The tone of voice was definitive. It also didn’t encourage further questioning. So I picked up my pay envelope and said nothing, except, “I want to buy a few more things for the office. Might you be able to get a message from me to the boss?”
“You tell me what you need.”
“A small refrigerator and an electric kettle. It’s very hard to work in that room all night without coffee or hot water. I’d also like a rug. The concrete floor still gives off a bit of damp—”
“I tell him,” he said, cutting me off. Then he picked up a rag and started swabbing down the bar. Our conversation was over.
When I arrived at work that night, a fridge was awaiting me in a corner of the room. Though somewhat battered—with hints of rust on its hinges—it was still working. So too was the electric kettle positioned on top of it. It looked new. When I filled it with water, it boiled its contents in less than a minute.
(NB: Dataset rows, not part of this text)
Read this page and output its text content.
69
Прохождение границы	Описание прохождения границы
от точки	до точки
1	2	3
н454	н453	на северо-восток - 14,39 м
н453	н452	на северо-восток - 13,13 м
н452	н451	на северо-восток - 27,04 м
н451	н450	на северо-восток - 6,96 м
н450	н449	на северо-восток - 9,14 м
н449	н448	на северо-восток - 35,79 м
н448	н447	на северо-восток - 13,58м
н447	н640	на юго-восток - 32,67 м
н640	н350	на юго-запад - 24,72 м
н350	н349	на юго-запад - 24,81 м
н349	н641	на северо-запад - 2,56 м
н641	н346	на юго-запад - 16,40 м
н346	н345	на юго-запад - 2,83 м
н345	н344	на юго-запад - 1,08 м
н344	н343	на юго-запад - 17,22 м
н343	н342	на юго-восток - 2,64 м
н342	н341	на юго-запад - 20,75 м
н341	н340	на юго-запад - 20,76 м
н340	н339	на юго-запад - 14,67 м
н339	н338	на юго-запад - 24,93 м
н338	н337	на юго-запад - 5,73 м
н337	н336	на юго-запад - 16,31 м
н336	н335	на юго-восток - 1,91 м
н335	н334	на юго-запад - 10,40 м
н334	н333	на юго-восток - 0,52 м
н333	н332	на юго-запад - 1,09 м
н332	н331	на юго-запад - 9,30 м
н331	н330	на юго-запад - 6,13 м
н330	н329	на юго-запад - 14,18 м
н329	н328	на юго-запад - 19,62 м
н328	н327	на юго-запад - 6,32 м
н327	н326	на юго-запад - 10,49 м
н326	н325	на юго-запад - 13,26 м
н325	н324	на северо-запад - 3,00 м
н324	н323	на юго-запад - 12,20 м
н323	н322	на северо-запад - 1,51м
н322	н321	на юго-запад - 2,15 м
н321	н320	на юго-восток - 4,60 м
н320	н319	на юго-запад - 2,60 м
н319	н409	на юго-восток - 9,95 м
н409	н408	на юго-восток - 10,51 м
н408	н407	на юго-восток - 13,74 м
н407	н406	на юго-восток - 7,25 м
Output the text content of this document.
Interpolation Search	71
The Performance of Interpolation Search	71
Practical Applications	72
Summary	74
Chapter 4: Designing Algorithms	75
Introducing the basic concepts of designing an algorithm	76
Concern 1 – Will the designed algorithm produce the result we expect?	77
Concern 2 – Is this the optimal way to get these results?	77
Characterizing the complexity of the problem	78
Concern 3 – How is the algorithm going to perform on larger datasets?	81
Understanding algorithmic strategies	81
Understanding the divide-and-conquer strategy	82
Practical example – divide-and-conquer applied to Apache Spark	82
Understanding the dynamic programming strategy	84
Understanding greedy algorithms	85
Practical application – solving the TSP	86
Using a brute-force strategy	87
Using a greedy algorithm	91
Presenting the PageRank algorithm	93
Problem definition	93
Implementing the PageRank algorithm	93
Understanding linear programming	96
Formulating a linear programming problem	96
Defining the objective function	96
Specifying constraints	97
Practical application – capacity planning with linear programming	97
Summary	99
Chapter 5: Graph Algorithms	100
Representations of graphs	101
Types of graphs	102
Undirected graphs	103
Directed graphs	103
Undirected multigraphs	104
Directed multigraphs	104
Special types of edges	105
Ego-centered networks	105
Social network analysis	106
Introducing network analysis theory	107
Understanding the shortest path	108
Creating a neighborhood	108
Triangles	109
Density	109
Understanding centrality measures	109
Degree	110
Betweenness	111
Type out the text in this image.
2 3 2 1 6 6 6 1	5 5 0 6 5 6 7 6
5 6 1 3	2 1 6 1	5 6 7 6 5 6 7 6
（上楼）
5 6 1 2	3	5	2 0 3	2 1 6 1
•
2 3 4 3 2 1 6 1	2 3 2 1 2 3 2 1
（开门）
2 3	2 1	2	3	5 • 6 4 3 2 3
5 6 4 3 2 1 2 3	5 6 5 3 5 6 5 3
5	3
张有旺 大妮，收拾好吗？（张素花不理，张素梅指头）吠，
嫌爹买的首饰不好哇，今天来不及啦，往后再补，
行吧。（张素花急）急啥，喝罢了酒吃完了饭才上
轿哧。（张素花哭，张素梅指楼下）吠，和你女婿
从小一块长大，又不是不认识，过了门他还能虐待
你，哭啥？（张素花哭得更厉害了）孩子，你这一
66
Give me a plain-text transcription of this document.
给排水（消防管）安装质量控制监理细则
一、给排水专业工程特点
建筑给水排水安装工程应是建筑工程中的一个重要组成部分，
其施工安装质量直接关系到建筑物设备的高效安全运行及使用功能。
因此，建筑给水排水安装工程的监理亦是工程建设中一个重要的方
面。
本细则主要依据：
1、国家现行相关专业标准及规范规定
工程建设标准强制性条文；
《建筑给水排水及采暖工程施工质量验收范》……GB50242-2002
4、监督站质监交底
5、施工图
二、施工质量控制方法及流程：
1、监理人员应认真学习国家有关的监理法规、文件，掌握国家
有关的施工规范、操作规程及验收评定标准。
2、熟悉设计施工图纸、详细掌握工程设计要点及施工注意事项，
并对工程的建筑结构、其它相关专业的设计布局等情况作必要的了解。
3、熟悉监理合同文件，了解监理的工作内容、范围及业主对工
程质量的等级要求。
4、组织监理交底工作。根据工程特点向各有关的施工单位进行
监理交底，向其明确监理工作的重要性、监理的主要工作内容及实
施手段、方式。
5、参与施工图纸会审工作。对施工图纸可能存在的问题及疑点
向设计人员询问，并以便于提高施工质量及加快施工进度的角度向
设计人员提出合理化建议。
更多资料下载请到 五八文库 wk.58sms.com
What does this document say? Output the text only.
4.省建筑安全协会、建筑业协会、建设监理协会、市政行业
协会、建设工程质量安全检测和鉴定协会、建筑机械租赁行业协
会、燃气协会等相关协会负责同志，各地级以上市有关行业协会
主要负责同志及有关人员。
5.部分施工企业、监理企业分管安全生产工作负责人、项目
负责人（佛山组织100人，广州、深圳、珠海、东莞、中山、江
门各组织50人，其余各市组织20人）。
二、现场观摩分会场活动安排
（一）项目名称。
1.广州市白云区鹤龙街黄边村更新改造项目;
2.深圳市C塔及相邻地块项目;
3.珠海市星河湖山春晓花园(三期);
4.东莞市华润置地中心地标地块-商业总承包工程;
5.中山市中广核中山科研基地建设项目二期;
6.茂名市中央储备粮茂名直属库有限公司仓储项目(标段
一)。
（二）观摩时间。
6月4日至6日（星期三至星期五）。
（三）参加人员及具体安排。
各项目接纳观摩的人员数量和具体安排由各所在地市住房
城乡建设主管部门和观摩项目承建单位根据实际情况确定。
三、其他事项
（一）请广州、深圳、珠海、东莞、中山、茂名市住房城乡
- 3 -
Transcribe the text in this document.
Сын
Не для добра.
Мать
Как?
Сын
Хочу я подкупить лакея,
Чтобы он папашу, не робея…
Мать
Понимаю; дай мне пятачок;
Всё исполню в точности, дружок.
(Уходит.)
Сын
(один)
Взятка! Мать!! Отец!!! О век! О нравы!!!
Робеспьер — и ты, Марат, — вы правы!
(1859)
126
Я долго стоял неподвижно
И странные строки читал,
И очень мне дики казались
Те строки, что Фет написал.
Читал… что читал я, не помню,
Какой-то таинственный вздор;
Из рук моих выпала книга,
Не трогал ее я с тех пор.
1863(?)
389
The only problem was, I didn’t have any coffee or tea on hand. But, at least, I now knew that the man in charge was amenable to certain requests—even though there was still no rug.
But there was a change in my usual routine: a visitor in the alleyway. He arrived at 1:48 AM precisely. The phone rang on my desk, jolting me. I looked away from my Simenon novel and turned immediately to the monitor and saw a man of indeterminate age (the grainy image made it hard to discern his features) standing outside. I was instantly nervous. I picked up the phone and said, “Oui?”